Megathymus yuccae martini

Martin's Yucca Giant Skipper

A March-April giant skipper that feeds on Yucca species brevifolia and schidigera, subspecies martini haunts the deserts north of the San Gabriels east to Joshua Tree National Park, and up into the Kern County desert and east to the Mojave Preserve. The type locality is Little Rock, north of the San Gabriels in Los Angeles County, where Lloyd Martin collected the holotype in 1945 and the allotype in 1939. Males patrol the washes, waiting for passing females.

Females oviposit on tender shoots, and the caterpillar burrows into the plant. It forms a silk projection with frass on the exterior, and this little brown tower is what a caterpillar hunter should look for. As Gordon Pratt says in the Joshua Tree book, fresh frass outside the tower indicates there is probably a larva inside (they expel excrement outside, not inside, the burrow). The caterpillar overwinters in their protective burrow, pupating before flights begin in March and April.

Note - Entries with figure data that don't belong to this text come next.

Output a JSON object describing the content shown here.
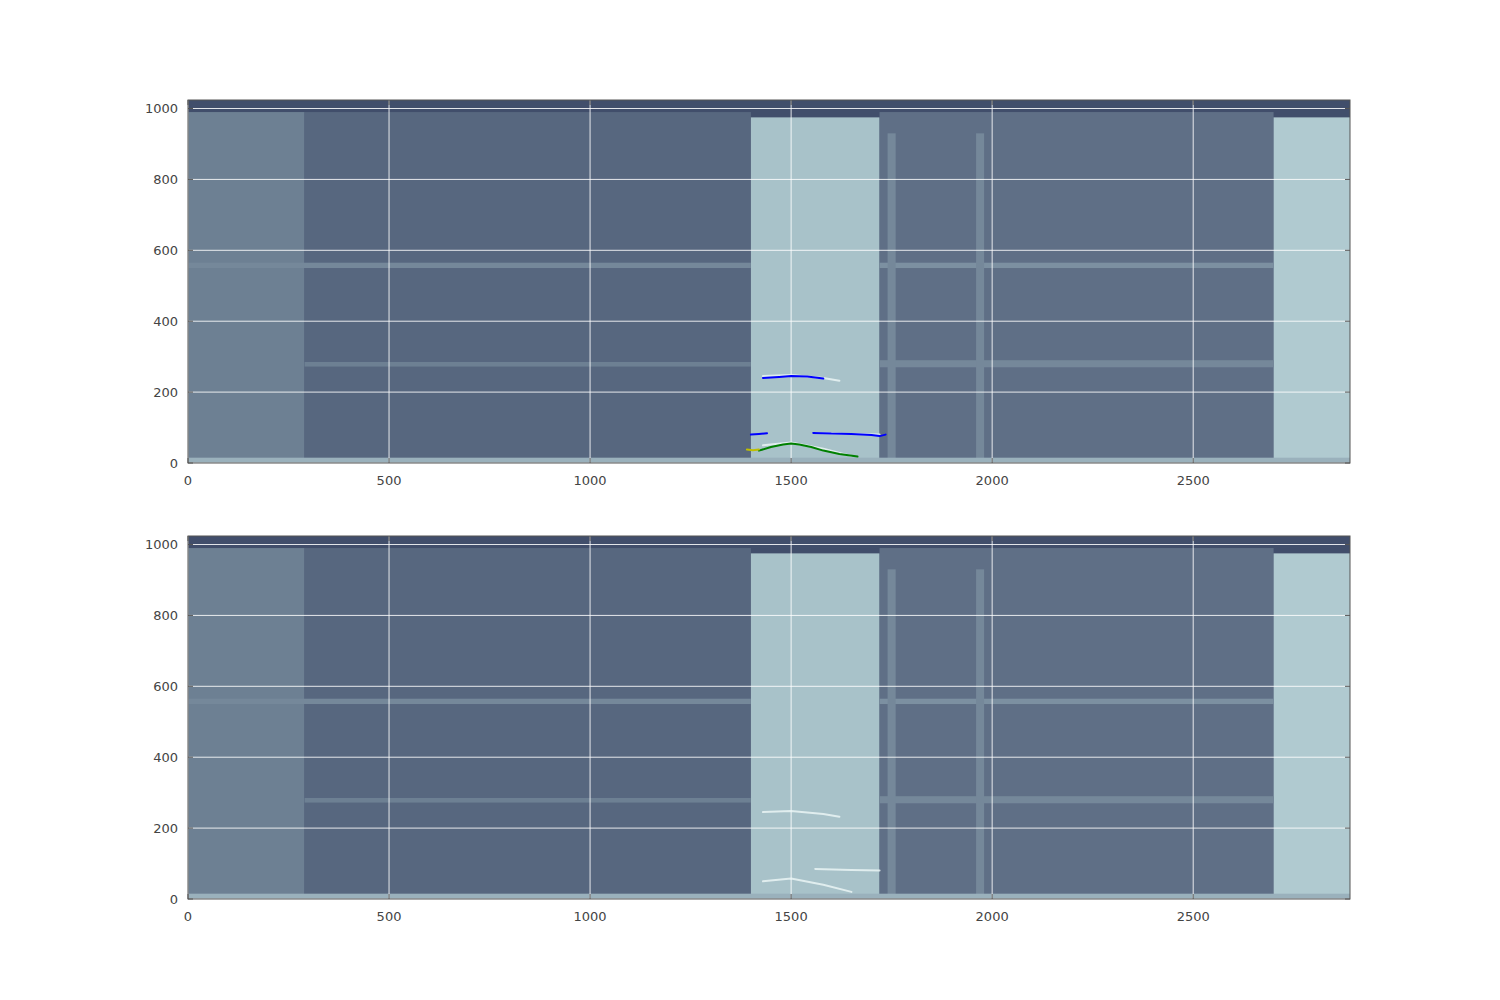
{
  "chart_data": [
    {
      "type": "heatmap",
      "xlim": [
        0,
        2890
      ],
      "ylim": [
        0,
        1024
      ],
      "xticks": [
        0,
        500,
        1000,
        1500,
        2000,
        2500
      ],
      "yticks": [
        0,
        200,
        400,
        600,
        800,
        1000
      ],
      "grid": true,
      "zlim": [
        0,
        1
      ],
      "cells": [
        {
          "x": [
            0,
            2890
          ],
          "y": [
            0,
            1024
          ],
          "level": 0.05
        },
        {
          "x": [
            0,
            290
          ],
          "y": [
            0,
            990
          ],
          "level": 0.35
        },
        {
          "x": [
            290,
            1400
          ],
          "y": [
            0,
            990
          ],
          "level": 0.2
        },
        {
          "x": [
            1400,
            1720
          ],
          "y": [
            0,
            975
          ],
          "level": 0.75
        },
        {
          "x": [
            1720,
            2700
          ],
          "y": [
            0,
            990
          ],
          "level": 0.25
        },
        {
          "x": [
            2700,
            2890
          ],
          "y": [
            0,
            975
          ],
          "level": 0.8
        },
        {
          "x": [
            0,
            1400
          ],
          "y": [
            550,
            565
          ],
          "level": 0.4
        },
        {
          "x": [
            1720,
            2700
          ],
          "y": [
            550,
            565
          ],
          "level": 0.45
        },
        {
          "x": [
            290,
            1400
          ],
          "y": [
            272,
            285
          ],
          "level": 0.35
        },
        {
          "x": [
            1720,
            2700
          ],
          "y": [
            270,
            290
          ],
          "level": 0.4
        },
        {
          "x": [
            1740,
            1760
          ],
          "y": [
            0,
            930
          ],
          "level": 0.4
        },
        {
          "x": [
            1960,
            1980
          ],
          "y": [
            0,
            930
          ],
          "level": 0.4
        },
        {
          "x": [
            0,
            2890
          ],
          "y": [
            0,
            15
          ],
          "level": 0.65
        }
      ],
      "series": [
        {
          "type": "line",
          "color": "#eef8f8",
          "x": [
            1430,
            1500,
            1580,
            1620
          ],
          "values": [
            245,
            248,
            240,
            232
          ]
        },
        {
          "type": "line",
          "color": "#eef8f8",
          "x": [
            1560,
            1650,
            1720
          ],
          "values": [
            85,
            82,
            80
          ]
        },
        {
          "type": "line",
          "color": "#eef8f8",
          "x": [
            1430,
            1500,
            1580,
            1650
          ],
          "values": [
            50,
            58,
            40,
            20
          ]
        },
        {
          "type": "line",
          "color": "#0000ff",
          "x": [
            1430,
            1470,
            1500,
            1540,
            1580
          ],
          "values": [
            240,
            243,
            245,
            244,
            238
          ]
        },
        {
          "type": "line",
          "color": "#0000ff",
          "x": [
            1400,
            1420,
            1440
          ],
          "values": [
            80,
            82,
            84
          ]
        },
        {
          "type": "line",
          "color": "#0000ff",
          "x": [
            1555,
            1600,
            1650,
            1700,
            1720,
            1735
          ],
          "values": [
            85,
            83,
            82,
            79,
            76,
            80
          ]
        },
        {
          "type": "line",
          "color": "#008000",
          "x": [
            1420,
            1450,
            1480,
            1500,
            1520,
            1550,
            1580,
            1620,
            1665
          ],
          "values": [
            35,
            45,
            52,
            55,
            52,
            45,
            35,
            25,
            18
          ]
        },
        {
          "type": "line",
          "color": "#bfbf00",
          "x": [
            1390,
            1405,
            1420
          ],
          "values": [
            38,
            36,
            38
          ]
        }
      ]
    },
    {
      "type": "heatmap",
      "xlim": [
        0,
        2890
      ],
      "ylim": [
        0,
        1024
      ],
      "xticks": [
        0,
        500,
        1000,
        1500,
        2000,
        2500
      ],
      "yticks": [
        0,
        200,
        400,
        600,
        800,
        1000
      ],
      "grid": true,
      "zlim": [
        0,
        1
      ],
      "cells": [
        {
          "x": [
            0,
            2890
          ],
          "y": [
            0,
            1024
          ],
          "level": 0.05
        },
        {
          "x": [
            0,
            290
          ],
          "y": [
            0,
            990
          ],
          "level": 0.35
        },
        {
          "x": [
            290,
            1400
          ],
          "y": [
            0,
            990
          ],
          "level": 0.2
        },
        {
          "x": [
            1400,
            1720
          ],
          "y": [
            0,
            975
          ],
          "level": 0.75
        },
        {
          "x": [
            1720,
            2700
          ],
          "y": [
            0,
            990
          ],
          "level": 0.25
        },
        {
          "x": [
            2700,
            2890
          ],
          "y": [
            0,
            975
          ],
          "level": 0.8
        },
        {
          "x": [
            0,
            1400
          ],
          "y": [
            550,
            565
          ],
          "level": 0.4
        },
        {
          "x": [
            1720,
            2700
          ],
          "y": [
            550,
            565
          ],
          "level": 0.45
        },
        {
          "x": [
            290,
            1400
          ],
          "y": [
            272,
            285
          ],
          "level": 0.35
        },
        {
          "x": [
            1720,
            2700
          ],
          "y": [
            270,
            290
          ],
          "level": 0.4
        },
        {
          "x": [
            1740,
            1760
          ],
          "y": [
            0,
            930
          ],
          "level": 0.4
        },
        {
          "x": [
            1960,
            1980
          ],
          "y": [
            0,
            930
          ],
          "level": 0.4
        },
        {
          "x": [
            0,
            2890
          ],
          "y": [
            0,
            15
          ],
          "level": 0.65
        }
      ],
      "series": [
        {
          "type": "line",
          "color": "#eef8f8",
          "x": [
            1430,
            1500,
            1580,
            1620
          ],
          "values": [
            245,
            248,
            240,
            232
          ]
        },
        {
          "type": "line",
          "color": "#eef8f8",
          "x": [
            1560,
            1650,
            1720
          ],
          "values": [
            85,
            82,
            80
          ]
        },
        {
          "type": "line",
          "color": "#eef8f8",
          "x": [
            1430,
            1500,
            1580,
            1650
          ],
          "values": [
            50,
            58,
            40,
            20
          ]
        }
      ]
    }
  ]
}
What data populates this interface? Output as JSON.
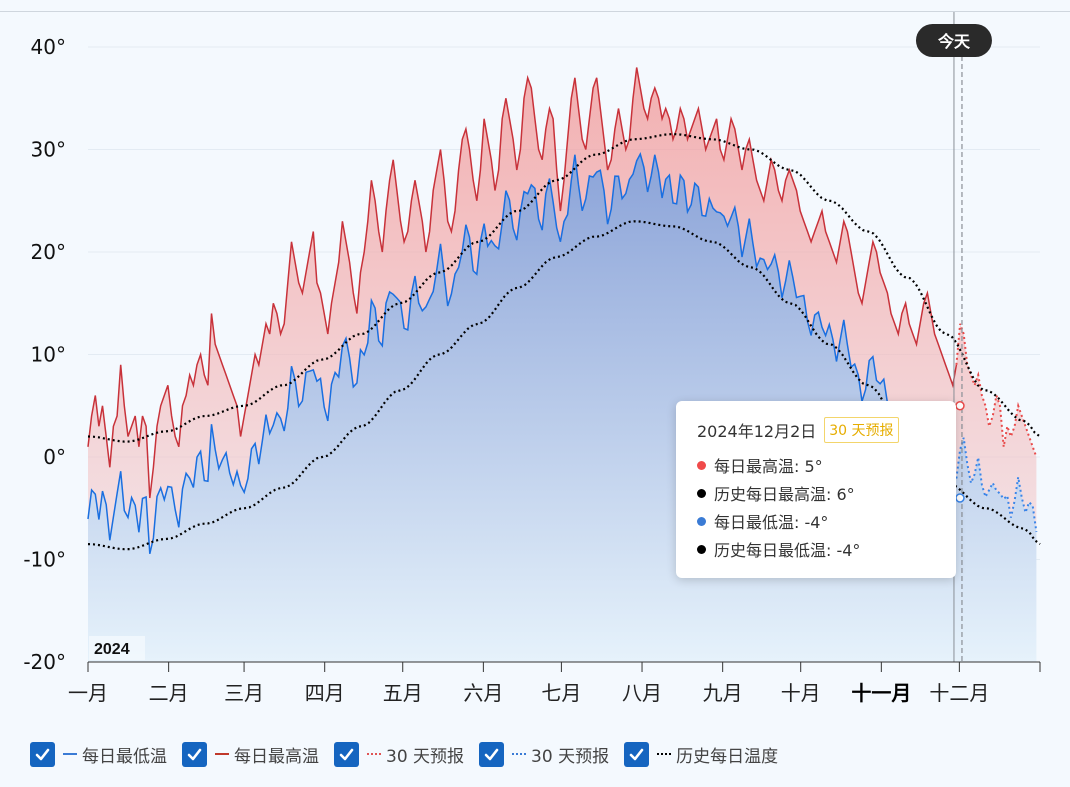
{
  "chart_data": {
    "type": "area",
    "title": "",
    "year_label": "2024",
    "today_label": "今天",
    "ylim": [
      -20,
      40
    ],
    "y_ticks": [
      40,
      30,
      20,
      10,
      0,
      -10,
      -20
    ],
    "y_tick_labels": [
      "40°",
      "30°",
      "20°",
      "10°",
      "0°",
      "-10°",
      "-20°"
    ],
    "months": [
      "一月",
      "二月",
      "三月",
      "四月",
      "五月",
      "六月",
      "七月",
      "八月",
      "九月",
      "十月",
      "十一月",
      "十二月"
    ],
    "highlighted_month": "十一月",
    "today_day_of_year": 336,
    "forecast_start_day_of_year": 333,
    "historical_high_anchors": [
      [
        0,
        2
      ],
      [
        15,
        1.5
      ],
      [
        30,
        2.5
      ],
      [
        45,
        4
      ],
      [
        60,
        5
      ],
      [
        75,
        7
      ],
      [
        90,
        9.5
      ],
      [
        105,
        12
      ],
      [
        120,
        15
      ],
      [
        135,
        18
      ],
      [
        150,
        21
      ],
      [
        165,
        24
      ],
      [
        180,
        27
      ],
      [
        195,
        29.5
      ],
      [
        210,
        31
      ],
      [
        225,
        31.5
      ],
      [
        240,
        31
      ],
      [
        255,
        30
      ],
      [
        270,
        28
      ],
      [
        285,
        25
      ],
      [
        300,
        22
      ],
      [
        315,
        17.5
      ],
      [
        330,
        12
      ],
      [
        345,
        6.5
      ],
      [
        360,
        3.5
      ],
      [
        366,
        2
      ]
    ],
    "historical_low_anchors": [
      [
        0,
        -8.5
      ],
      [
        15,
        -9
      ],
      [
        30,
        -8
      ],
      [
        45,
        -6.5
      ],
      [
        60,
        -5
      ],
      [
        75,
        -3
      ],
      [
        90,
        0
      ],
      [
        105,
        3
      ],
      [
        120,
        6.5
      ],
      [
        135,
        10
      ],
      [
        150,
        13
      ],
      [
        165,
        16.5
      ],
      [
        180,
        19.5
      ],
      [
        195,
        21.5
      ],
      [
        210,
        23
      ],
      [
        225,
        22.5
      ],
      [
        240,
        21
      ],
      [
        255,
        18.5
      ],
      [
        270,
        15
      ],
      [
        285,
        11
      ],
      [
        300,
        7
      ],
      [
        315,
        2
      ],
      [
        330,
        -2.5
      ],
      [
        345,
        -5
      ],
      [
        360,
        -7
      ],
      [
        366,
        -8.5
      ]
    ],
    "series": [
      {
        "name": "每日最高温",
        "values": [
          1,
          4,
          6,
          3,
          5,
          2,
          -1,
          3,
          4,
          9,
          5,
          2,
          3,
          4,
          1,
          4,
          3,
          -4,
          -1,
          3,
          5,
          6,
          7,
          4,
          2,
          1,
          5,
          6,
          8,
          7,
          9,
          10,
          8,
          7,
          14,
          11,
          10,
          9,
          8,
          7,
          6,
          5,
          2,
          4,
          6,
          8,
          10,
          9,
          11,
          13,
          12,
          15,
          14,
          12,
          13,
          17,
          21,
          19,
          17,
          16,
          18,
          20,
          22,
          17,
          16,
          14,
          12,
          15,
          17,
          19,
          23,
          21,
          19,
          16,
          14,
          18,
          20,
          23,
          27,
          25,
          22,
          20,
          24,
          27,
          29,
          26,
          23,
          21,
          22,
          25,
          27,
          25,
          23,
          20,
          22,
          26,
          28,
          30,
          27,
          23,
          22,
          24,
          28,
          31,
          32,
          30,
          27,
          25,
          28,
          33,
          31,
          29,
          26,
          28,
          33,
          35,
          33,
          31,
          28,
          30,
          35,
          37,
          36,
          33,
          30,
          29,
          32,
          34,
          33,
          28,
          24,
          27,
          31,
          35,
          37,
          34,
          31,
          30,
          33,
          36,
          37,
          34,
          31,
          28,
          29,
          32,
          34,
          32,
          30,
          31,
          35,
          38,
          36,
          34,
          33,
          35,
          36,
          35,
          33,
          34,
          33,
          31,
          32,
          34,
          33,
          31,
          32,
          33,
          34,
          32,
          30,
          31,
          32,
          33,
          30,
          29,
          31,
          33,
          32,
          30,
          28,
          30,
          31,
          29,
          27,
          26,
          25,
          27,
          29,
          28,
          26,
          25,
          27,
          28,
          27,
          26,
          24,
          23,
          22,
          21,
          22,
          23,
          24,
          22,
          21,
          20,
          19,
          21,
          23,
          22,
          20,
          18,
          16,
          15,
          17,
          19,
          21,
          20,
          18,
          17,
          16,
          14,
          13,
          12,
          14,
          15,
          13,
          12,
          11,
          13,
          15,
          16,
          14,
          12,
          11,
          10,
          9,
          8,
          7,
          9,
          13,
          12,
          9,
          8,
          7,
          8,
          6,
          5,
          3,
          4,
          6,
          5,
          1,
          3,
          2,
          3,
          5,
          4,
          3,
          2,
          1,
          0
        ],
        "_note": ""
      },
      {
        "name": "每日最低温",
        "values": []
      },
      {
        "name": "历史每日温度",
        "values": []
      }
    ],
    "legend": [
      "每日最低温",
      "每日最高温",
      "30 天预报",
      "30 天预报",
      "历史每日温度"
    ],
    "grid": true,
    "legend_position": "bottom"
  },
  "tooltip": {
    "date": "2024年12月2日",
    "badge": "30 天预报",
    "rows": [
      {
        "label": "每日最高温: 5°",
        "color": "#f04a4a"
      },
      {
        "label": "历史每日最高温: 6°",
        "color": "#000000"
      },
      {
        "label": "每日最低温: -4°",
        "color": "#3a7bd5"
      },
      {
        "label": "历史每日最低温: -4°",
        "color": "#000000"
      }
    ]
  },
  "legend_items": [
    {
      "label": "每日最低温",
      "swatch": "solid-blue"
    },
    {
      "label": "每日最高温",
      "swatch": "solid-red"
    },
    {
      "label": "30 天预报",
      "swatch": "dot-red"
    },
    {
      "label": "30 天预报",
      "swatch": "dot-blue"
    },
    {
      "label": "历史每日温度",
      "swatch": "dot-black"
    }
  ],
  "colors": {
    "high_line": "#c8323a",
    "low_line": "#1a6fe0",
    "forecast_high": "#e84a4a",
    "forecast_low": "#3a85e8",
    "checkbox": "#1565c0"
  }
}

Megathymus yuccae martini or maudae - Martin's Yucca Giant Skipper
This is the spring-flying Martin's yucca giant skipper, Megathymus yuccae martini. Or, it is the spring-flying Maude's yucca giant skipper, Megathymus yuccae maudae, depending on whether you accept that there is an appreciable difference. Many don't. This was in a wash north of Mid Hills, Mojave National Preserve, March 23, 2022.
Megathymus yuccae martini - Martin's Yucca Giant Skipper
This is the spring-flying Martin's yucca giant skipper, Megathymus yuccae martini. Cottonwood Spring, Joshua Tree National Park, March 28, 2010.
Megathymus yuccae martini - Martin's Yucca Giant Skipper
Ventral of a different Megathymus yuccae martini, same day as above.
Original description of Megathymus yuccae martini - Martin's Yucca Giant Skipper
Stallings and Turner named this subspecies after southern California lepidopterist Lloyd Martin in 1956. It was published in the Bulletin of the Southern California Academy of Sciences.